At the outset AMI enjoys a good, cordial relationship with some of the leading MMT economists, and we certainly wish to build on this relationship. But one thing we can’t compromise on is facts. MMT, like much of modern economic thinking, builds upon some erroneous assumptions and a definition of money that is faulty and works to the extreme detriment of the 99%. In addition MMT has its own specific problems between its claims and the facts which have bearing on the validity of MMT.

MMT shows a lack of respect for empirical facts. This is a problem with economists’ theories in general, and we find that MMT is no exception.

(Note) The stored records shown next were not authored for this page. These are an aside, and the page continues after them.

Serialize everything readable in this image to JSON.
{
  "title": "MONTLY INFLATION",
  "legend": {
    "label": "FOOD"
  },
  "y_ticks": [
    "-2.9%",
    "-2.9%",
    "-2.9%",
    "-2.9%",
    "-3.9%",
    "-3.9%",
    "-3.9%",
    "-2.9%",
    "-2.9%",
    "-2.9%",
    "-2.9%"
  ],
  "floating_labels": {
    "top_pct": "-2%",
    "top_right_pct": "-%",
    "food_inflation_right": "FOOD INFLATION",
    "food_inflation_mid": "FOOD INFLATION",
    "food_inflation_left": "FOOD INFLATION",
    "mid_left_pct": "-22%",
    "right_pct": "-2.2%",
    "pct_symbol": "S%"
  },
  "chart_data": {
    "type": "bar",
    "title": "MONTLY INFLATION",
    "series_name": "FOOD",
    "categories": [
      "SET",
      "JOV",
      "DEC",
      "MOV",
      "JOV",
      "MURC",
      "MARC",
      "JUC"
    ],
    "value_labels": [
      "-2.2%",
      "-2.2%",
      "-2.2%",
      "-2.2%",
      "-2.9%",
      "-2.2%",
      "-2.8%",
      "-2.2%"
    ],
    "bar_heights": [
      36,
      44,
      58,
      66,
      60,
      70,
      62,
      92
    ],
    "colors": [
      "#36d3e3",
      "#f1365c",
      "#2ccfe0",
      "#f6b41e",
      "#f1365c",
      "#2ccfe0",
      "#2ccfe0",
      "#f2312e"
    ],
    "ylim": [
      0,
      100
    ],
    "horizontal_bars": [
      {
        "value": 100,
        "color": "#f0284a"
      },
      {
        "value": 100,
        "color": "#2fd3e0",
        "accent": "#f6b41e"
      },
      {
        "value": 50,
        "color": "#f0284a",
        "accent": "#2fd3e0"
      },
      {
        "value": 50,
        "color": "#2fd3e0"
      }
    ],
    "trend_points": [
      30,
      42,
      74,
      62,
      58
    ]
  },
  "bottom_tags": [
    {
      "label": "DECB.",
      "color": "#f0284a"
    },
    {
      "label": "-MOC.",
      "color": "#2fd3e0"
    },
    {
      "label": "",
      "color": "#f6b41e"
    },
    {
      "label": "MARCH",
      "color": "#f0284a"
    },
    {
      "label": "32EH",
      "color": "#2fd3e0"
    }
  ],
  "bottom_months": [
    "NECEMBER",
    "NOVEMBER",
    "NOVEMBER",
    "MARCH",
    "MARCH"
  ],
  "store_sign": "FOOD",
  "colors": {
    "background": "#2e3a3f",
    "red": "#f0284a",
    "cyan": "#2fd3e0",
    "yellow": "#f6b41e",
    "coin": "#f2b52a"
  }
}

As the monetary historian Alexander del Mar observed over a century ago (and it still holds true today):

“As a rule, political economists … do not take the trouble to study the history of money; it is much easier to imagine it and to deduce the principles of this imaginary knowledge.”1

To their credit, MMT economists like Professor L. Randall Wray admit to using imaginary history, for example:

“This … summation of the ‘origins’ of money, much of it relying on speculation” is used in “a stylized, hypothetical example of the way in which an economy can be monetized.”


Weekender: The Trouble With Modern Monetary Theory (MMT)

• MMT says it’s important to understand the government is self-funding and can’t run out of money.

• MMT says (or strongly implies) deficits don’t matter because the Monopoly banker can’t go broke.

• MMT verbally acknowledges that governments cannot “spend and spend” unproductively, but fails to pursue the implications of this truth.

• MMT says there will always be a demand for currency because of taxes and payments and transactions.

• MMT implies that U.S. government self-funding equals financial immortality.

• MMT suggests that governments are special economic entities worthy of their own 5th-dimension-like rules.

• MMT glosses over the importance of productivity and prudent investment — paying lip service to such, but then promoting contradictory assertions.

• MMT does not fully account for the role that bad spending, unproductive debt build-up, and malinvestment surges have in fueling Austrian style boom-bust cycles, which have been around for centuries (or even millennia).

• MMT fails to acknowledge, let alone give proper weight to, the fact that THE REAL ECONOMY IS WHAT MATTERS.

• MMT ignores the lessons of history in its general smugness as to the U.S. financial position.

GuardDuck said...

That there are supposed 'experts' you can find to back up your insane economic thoughts boggles the mind and explains why we are in this situation in the first place.